Sering gereja menjadi lupa dengan mengurus dirinya sendiri dan membiarkan “kawanan” lain hidup dengan masalahnya sendiri. Mempersiapkan diri sebagai inti gereja untuk pelayanan yang lebih baik itu harus, tidaklah salah. Yesus sering membawa para murid yang telah menyelesaikan tugas mereka untuk retret, menjauh dari kerumunan orang. Namun, perhatikanlah bahwa hal itu bukan tugas utama mereka. Suatu ketika (Markus 6:30-34), Yesus membawa murid-murid retret dan menjauh dari orang banyak. Namun, tampaknya orang banyak tahu ke mana mereka pergi. Orang banyak itu terus mengejar mereka. Di sini, kepedulian Yesus muncul. Ia tidak marah oleh karena kenyamanan dengan para murid-Nya terusik. Sebaliknya, “Ia melihat sejumlah besar orang banyak, maka tergeraklah hatinya oleh belas kasihan kepada mereka, karena mereka seperti domba yang tidak mempunyai gembala. Lalu mulailah Ia mengajar banyak hal kepada mereka.”(ay.34). Selanjutnya, ketika hari sudah mulai malam dan murid-murid-Nya meminta Yesus menyuruh mereka pergi, alih-alih mendengar saran para murid, Yesus meminta para murid memberi mereka makan! Kepedulian Yesus membuat tidak ada lagi pembedaan antara duabelas murid dan mereka yang berbondong-bondong. Semua mendapat perlakuan sama dari Yesus!

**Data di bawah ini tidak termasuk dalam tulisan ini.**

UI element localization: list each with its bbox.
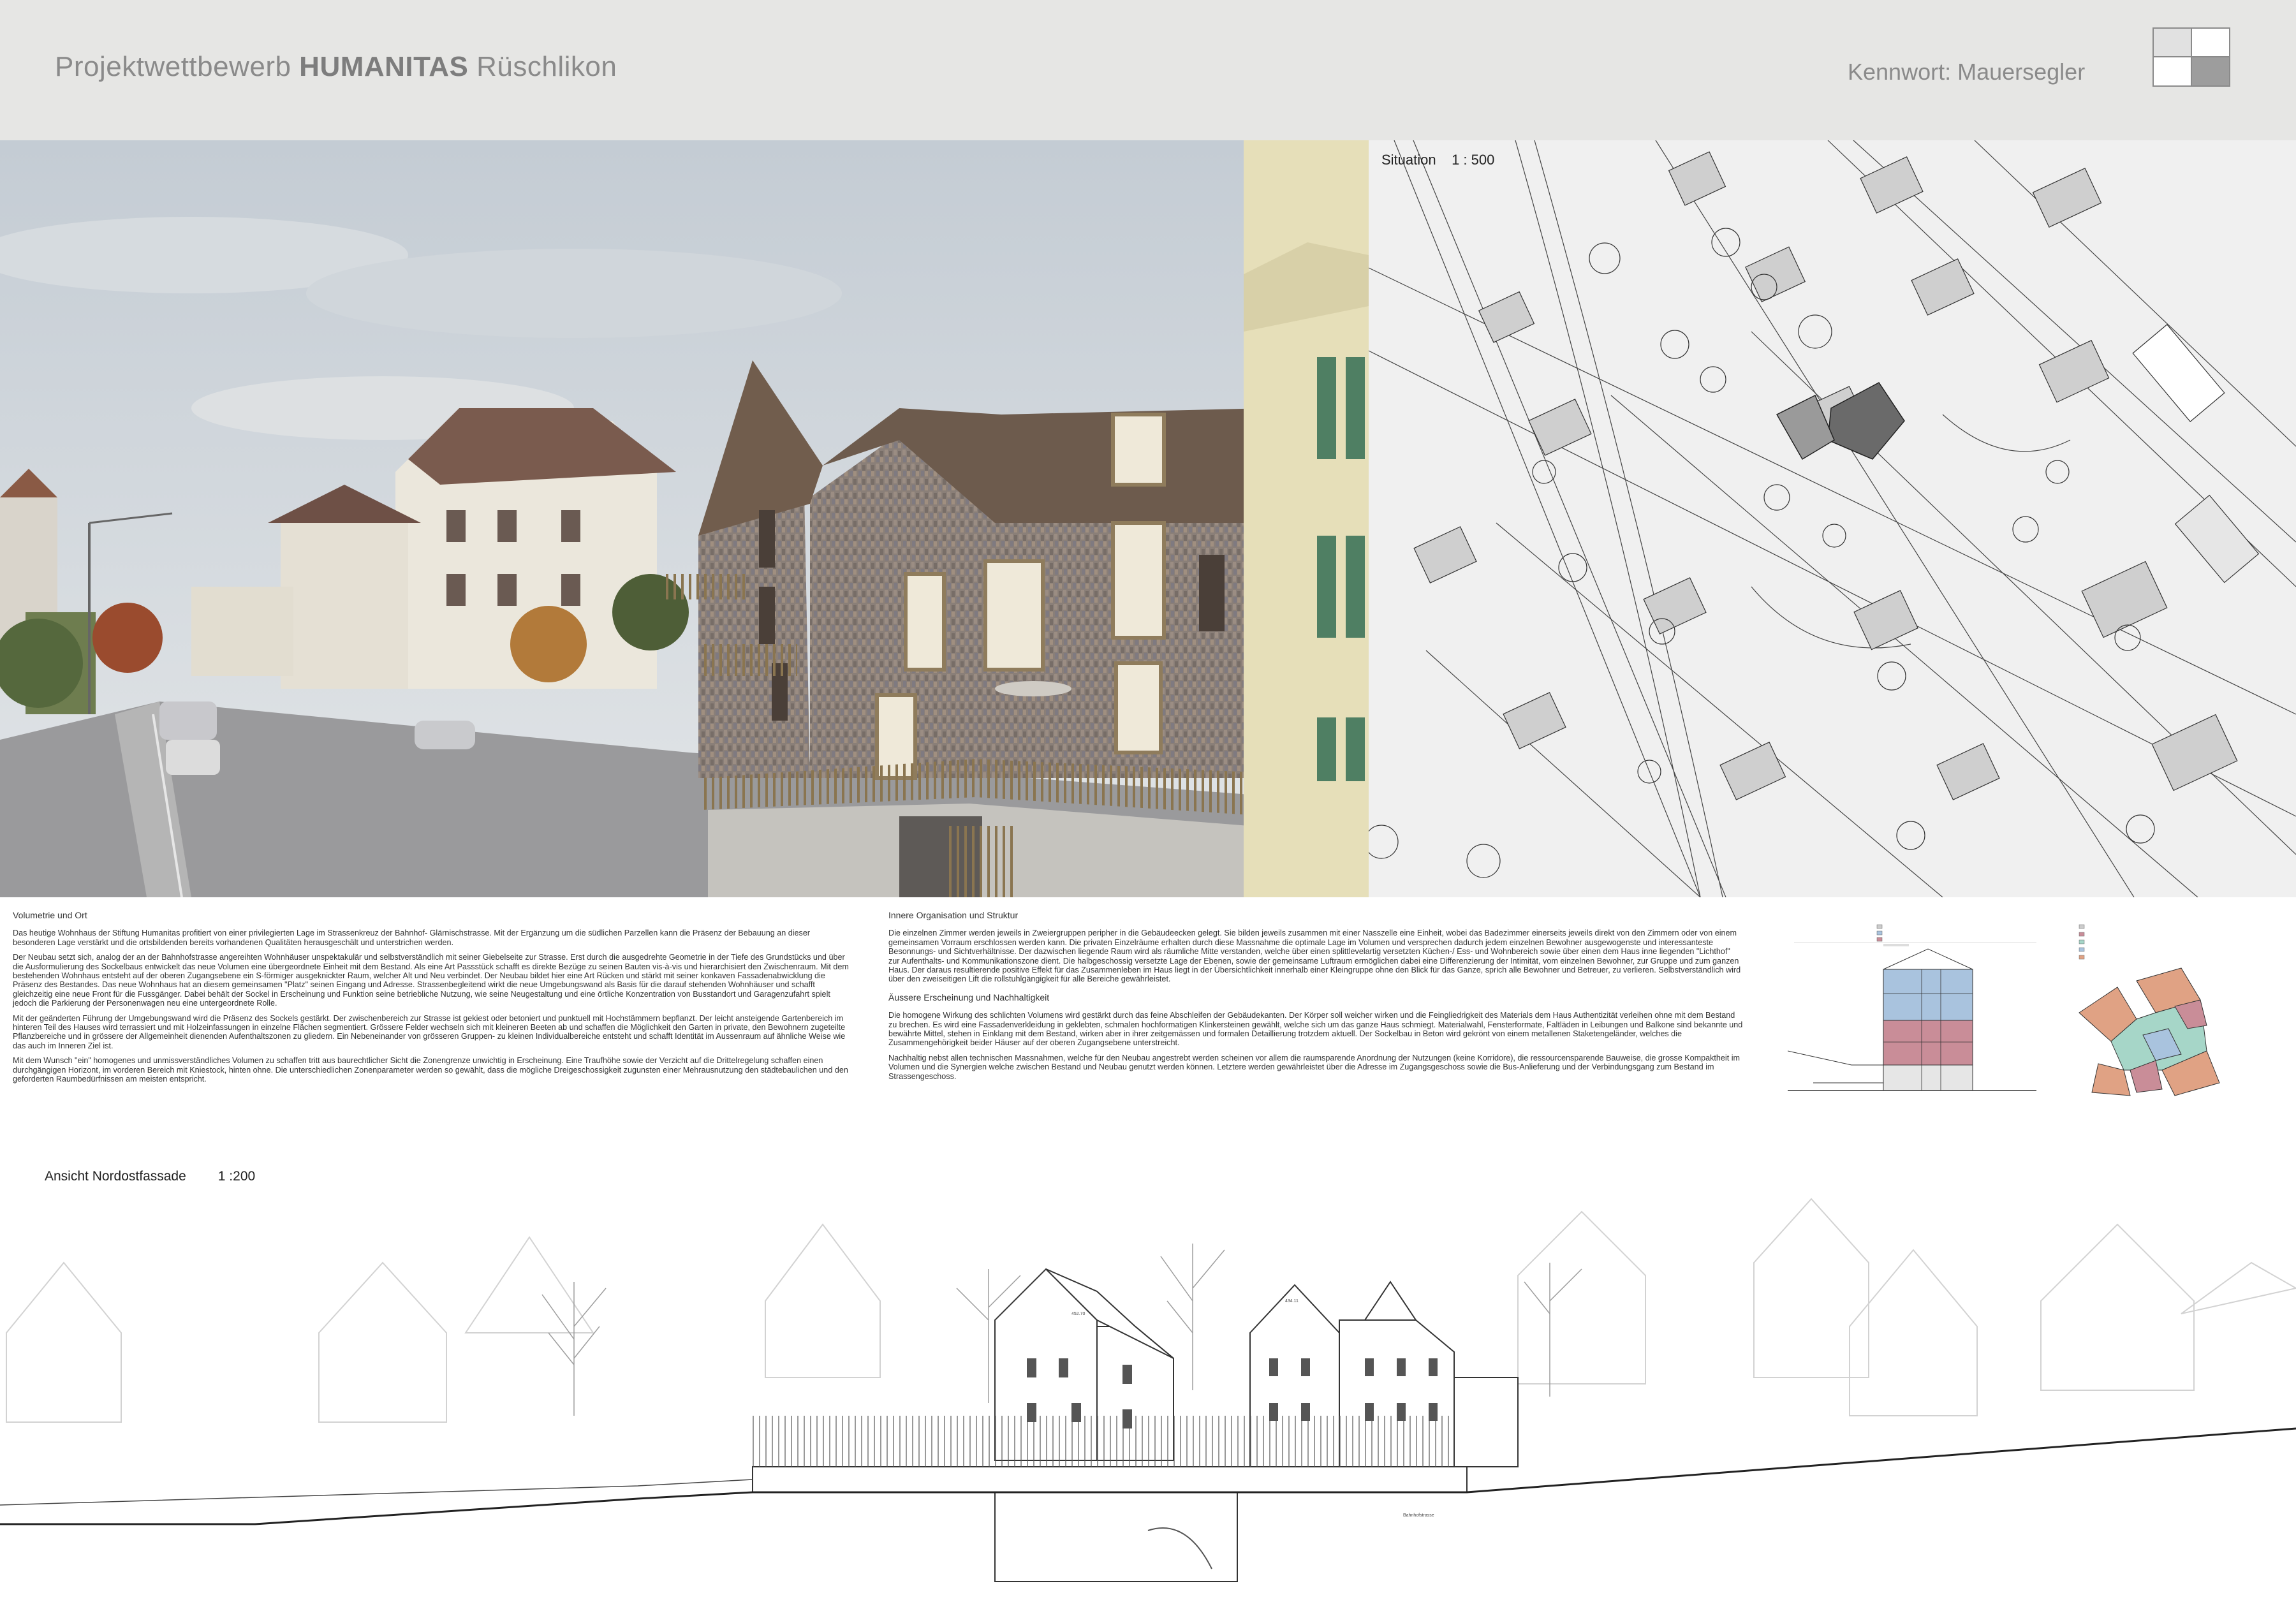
section-diagram [1788,924,2036,1091]
paragraph: Die einzelnen Zimmer werden jeweils in Z… [888,929,1741,984]
paragraph: Mit dem Wunsch "ein" homogenes und unmis… [13,1056,848,1084]
text-volumetrie: Volumetrie und Ort Das heutige Wohnhaus … [13,911,855,1090]
height-label-new: 452.70 [1071,1312,1085,1316]
heading-volumetrie: Volumetrie und Ort [13,910,87,920]
floorplan-diagram [2079,924,2220,1096]
paragraph: Nachhaltig nebst allen technischen Massn… [888,1053,1740,1081]
text-organisation: Innere Organisation und Struktur Die ein… [888,911,1743,1087]
paragraph: Das heutige Wohnhaus der Stiftung Humani… [13,929,811,947]
page-title: Projektwettbewerb HUMANITAS Rüschlikon [55,51,617,82]
paragraph: Der Neubau setzt sich, analog der an der… [13,953,849,1008]
street-rendering [0,140,1369,897]
grid-logo [2152,27,2230,87]
elevation-drawing: 452.70 434.11 Bahnhofstrasse [0,1198,2296,1582]
kennwort-label: Kennwort: Mauersegler [1848,59,2086,85]
heading-organisation: Innere Organisation und Struktur [888,910,1019,920]
elevation-label: Ansicht Nordostfassade 1 :200 [45,1169,256,1184]
heading-erscheinung: Äussere Erscheinung und Nachhaltigkeit [888,992,1050,1002]
site-plan-label: Situation 1 : 500 [1381,152,1495,168]
street-label: Bahnhofstrasse [1403,1513,1434,1518]
paragraph: Die homogene Wirkung des schlichten Volu… [888,1011,1743,1048]
height-label-existing: 434.11 [1285,1299,1299,1304]
site-plan [1369,140,2296,897]
paragraph: Mit der geänderten Führung der Umgebungs… [13,1013,846,1050]
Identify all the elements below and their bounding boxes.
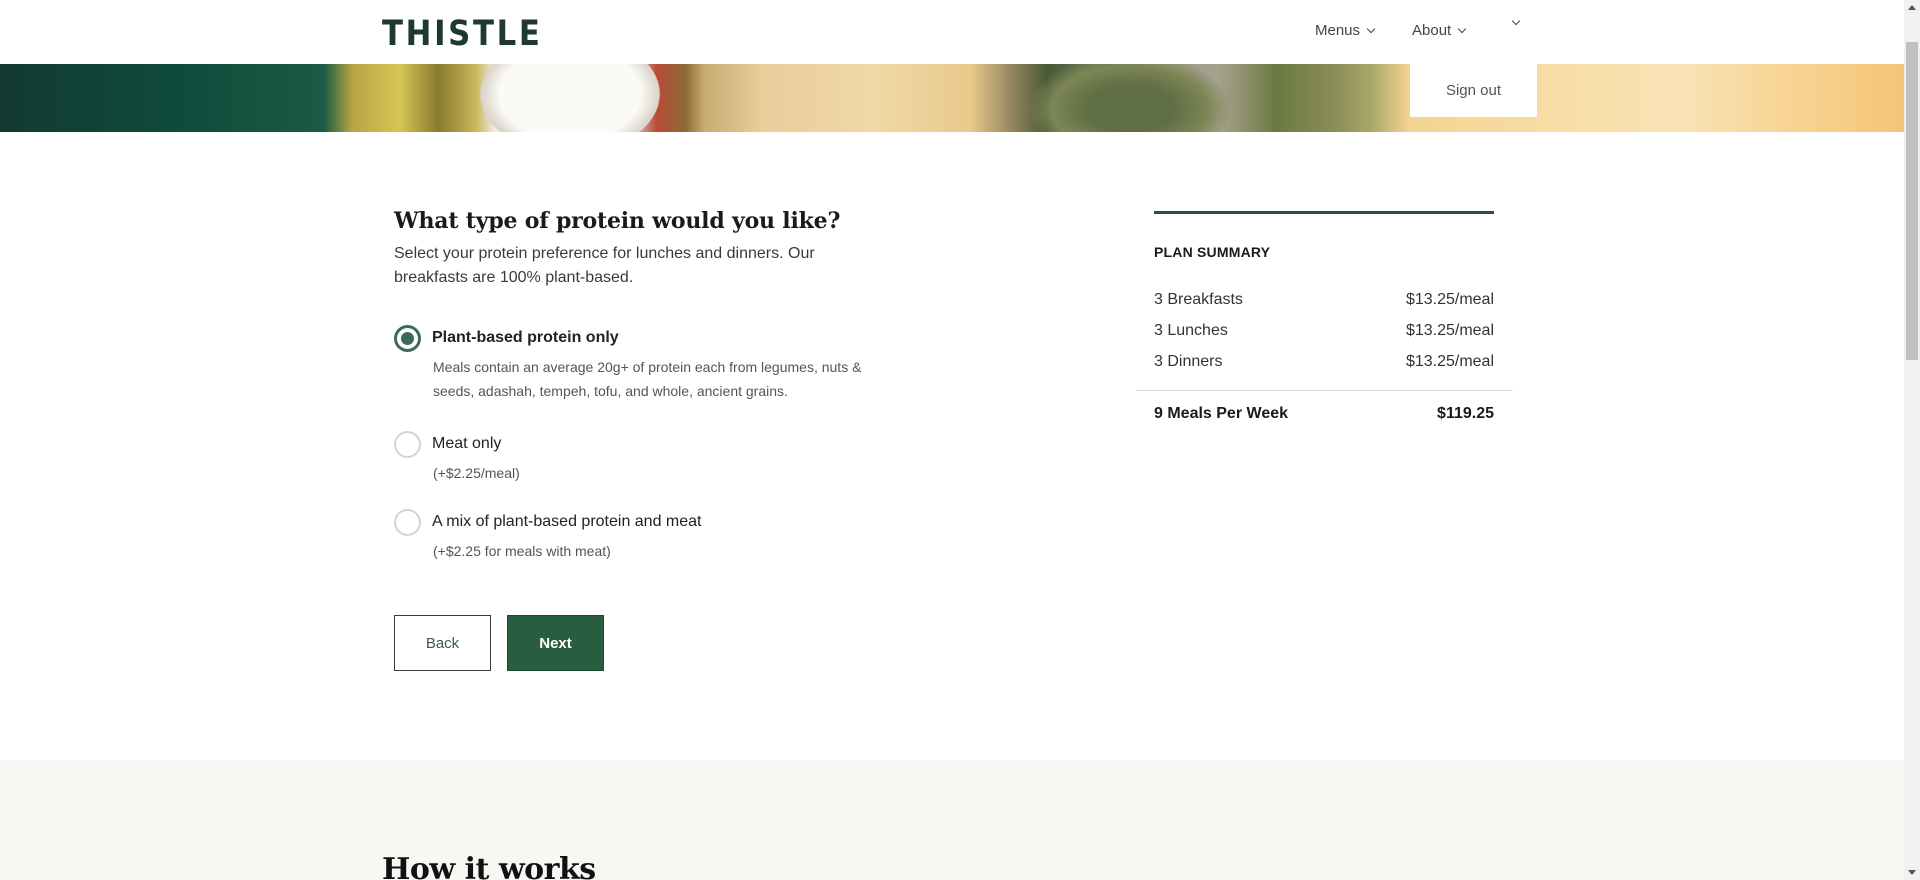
food-bowl-decoration xyxy=(480,64,660,132)
summary-row: 3 Breakfasts $13.25/meal xyxy=(1154,291,1494,309)
summary-total-label: 9 Meals Per Week xyxy=(1154,405,1289,422)
chevron-down-icon xyxy=(1366,24,1376,33)
nav-account-dropdown[interactable] xyxy=(1505,16,1521,26)
nav-about[interactable]: About xyxy=(1412,22,1467,39)
chevron-down-icon xyxy=(1511,16,1521,26)
site-header: THISTLE Menus About xyxy=(0,0,1904,64)
radio-button[interactable] xyxy=(394,431,421,458)
sign-out-menu-item[interactable]: Sign out xyxy=(1410,64,1537,117)
next-button[interactable]: Next xyxy=(507,615,604,671)
thistle-logo[interactable]: THISTLE xyxy=(382,14,543,54)
summary-row-label: 3 Breakfasts xyxy=(1154,291,1243,308)
radio-button-selected[interactable] xyxy=(394,325,421,352)
how-it-works-section: How it works xyxy=(0,760,1904,880)
summary-row-price: $13.25/meal xyxy=(1405,291,1494,308)
option-label: A mix of plant-based protein and meat xyxy=(432,513,702,530)
option-label: Meat only xyxy=(432,435,502,452)
summary-divider xyxy=(1136,390,1513,391)
scroll-up-arrow-icon[interactable] xyxy=(1908,5,1916,10)
scroll-down-arrow-icon[interactable] xyxy=(1908,870,1916,875)
how-it-works-title: How it works xyxy=(382,852,596,880)
summary-accent-bar xyxy=(1154,211,1494,214)
option-label: Plant-based protein only xyxy=(432,329,619,346)
summary-total-price: $119.25 xyxy=(1437,405,1494,422)
food-greens-decoration xyxy=(1030,64,1230,132)
option-description: (+$2.25 for meals with meat) xyxy=(433,543,611,559)
summary-row-price: $13.25/meal xyxy=(1405,322,1494,339)
nav-about-label: About xyxy=(1412,22,1452,39)
plan-summary-title: PLAN SUMMARY xyxy=(1154,244,1271,260)
page-scrollbar[interactable] xyxy=(1904,0,1920,880)
radio-button[interactable] xyxy=(394,509,421,536)
summary-row-label: 3 Dinners xyxy=(1154,353,1223,370)
hero-banner-image xyxy=(0,64,1904,132)
nav-menus-label: Menus xyxy=(1315,22,1361,39)
option-description: Meals contain an average 20g+ of protein… xyxy=(433,359,862,399)
question-title: What type of protein would you like? xyxy=(394,208,841,234)
summary-row: 3 Dinners $13.25/meal xyxy=(1154,353,1494,371)
nav-menus[interactable]: Menus xyxy=(1315,22,1376,39)
back-button[interactable]: Back xyxy=(394,615,491,671)
option-description: (+$2.25/meal) xyxy=(433,465,520,481)
summary-total-row: 9 Meals Per Week $119.25 xyxy=(1154,405,1494,423)
chevron-down-icon xyxy=(1457,24,1467,33)
summary-row-price: $13.25/meal xyxy=(1405,353,1494,370)
summary-row-label: 3 Lunches xyxy=(1154,322,1228,339)
scrollbar-thumb[interactable] xyxy=(1906,42,1918,360)
question-subtitle: Select your protein preference for lunch… xyxy=(394,245,815,286)
summary-row: 3 Lunches $13.25/meal xyxy=(1154,322,1494,340)
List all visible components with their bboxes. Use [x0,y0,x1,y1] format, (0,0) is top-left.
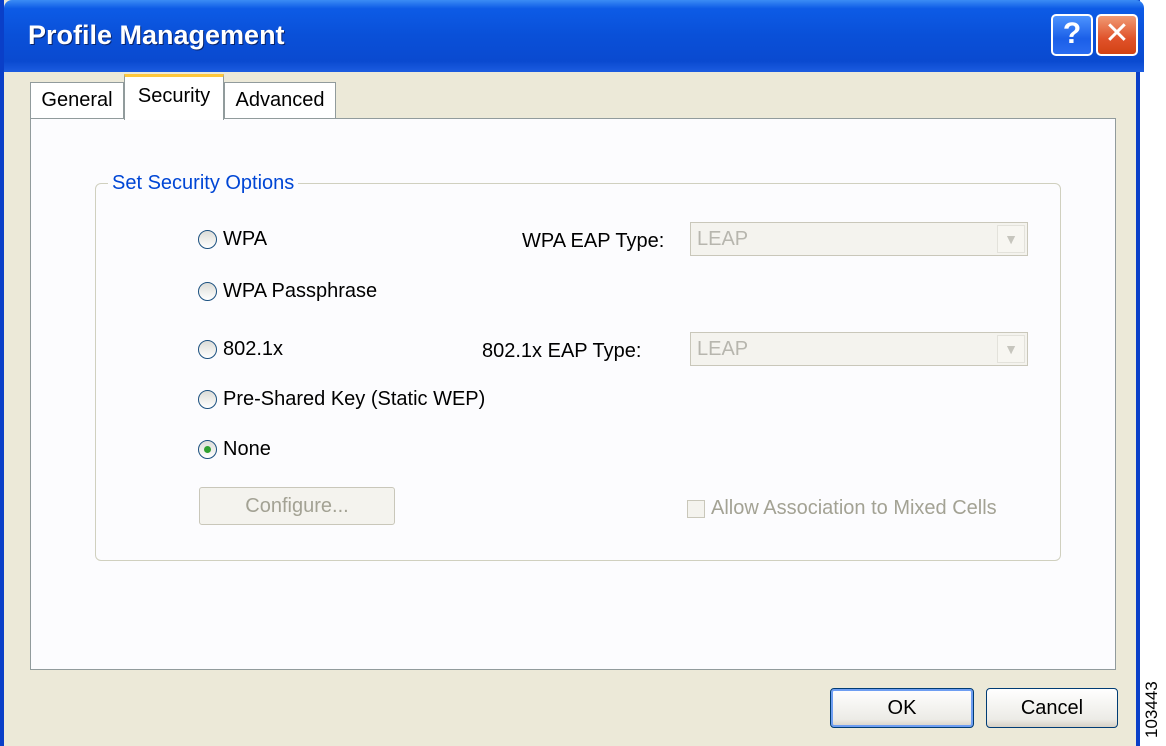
8021x-eap-type-select[interactable]: LEAP ▼ [690,332,1028,366]
allow-mixed-cells-checkbox[interactable]: Allow Association to Mixed Cells [687,497,997,520]
wpa-eap-type-select[interactable]: LEAP ▼ [690,222,1028,256]
configure-button[interactable]: Configure... [199,487,395,525]
figure-id-text: 103443 [1142,681,1161,738]
option-wpa[interactable]: WPA [198,228,267,251]
tab-general[interactable]: General [30,82,124,118]
option-label: 802.1x [223,338,284,360]
window-title: Profile Management [28,20,285,50]
close-button[interactable]: ✕ [1096,14,1138,56]
tab-advanced[interactable]: Advanced [224,82,336,118]
security-tab-panel: Set Security Options WPA WPA Passphrase … [30,118,1116,670]
help-button[interactable]: ? [1051,14,1093,56]
group-title: Set Security Options [108,172,299,195]
radio-icon[interactable] [198,230,217,249]
option-wpa-passphrase[interactable]: WPA Passphrase [198,280,377,303]
8021x-eap-type-value: LEAP [697,338,749,360]
figure-id: 103443 [1142,660,1166,740]
option-label: None [223,438,271,460]
allow-mixed-cells-label: Allow Association to Mixed Cells [711,497,997,519]
8021x-eap-type-label: 802.1x EAP Type: [482,340,642,362]
radio-checked-icon[interactable] [198,440,217,459]
cancel-button[interactable]: Cancel [986,688,1118,728]
option-label: WPA [223,228,268,250]
radio-icon[interactable] [198,340,217,359]
chevron-down-icon[interactable]: ▼ [997,225,1025,253]
option-none[interactable]: None [198,438,271,461]
tab-security[interactable]: Security [124,74,224,120]
option-label: WPA Passphrase [223,280,378,302]
radio-icon[interactable] [198,282,217,301]
ok-button[interactable]: OK [830,688,974,728]
option-pre-shared-key[interactable]: Pre-Shared Key (Static WEP) [198,388,485,411]
wpa-eap-type-label: WPA EAP Type: [522,230,665,252]
wpa-eap-type-value: LEAP [697,228,749,250]
title-bar[interactable]: Profile Management ? ✕ [4,0,1144,72]
radio-icon[interactable] [198,390,217,409]
checkbox-icon[interactable] [687,499,705,518]
option-label: Pre-Shared Key (Static WEP) [223,388,486,410]
chevron-down-icon[interactable]: ▼ [997,335,1025,363]
option-8021x[interactable]: 802.1x [198,338,283,361]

Cinta kasih Yesus, yang di atasnya Gereja dibangun mestinya meneruskan kepedulian Yesus. Gereja harus terus memperjuangkan karya Yesus yang menembus sekat atau tembok. Mengapa Yesus meruntuhkan tembok-tembok pemisah itu? Ya, karena tembok-tembok itu akan menjauhkan manusia dari kasih Allah dan memisahkan manusia dari cinta kasih akan sesamanya. Jadi sangatlah mengherankan jika sekarang terjadi gereja membangun kembali sekat atau tembok pemisah yang dulu telah dihancurkan oleh Yesus dan para rasulnya. 
Pandanglah setiap orang sebagai anggota-anggota keluarga Allah, maka kita akan dapat memerlakukan mereka dengan semestinya seperti perlakuan Yesus pada setiap orang.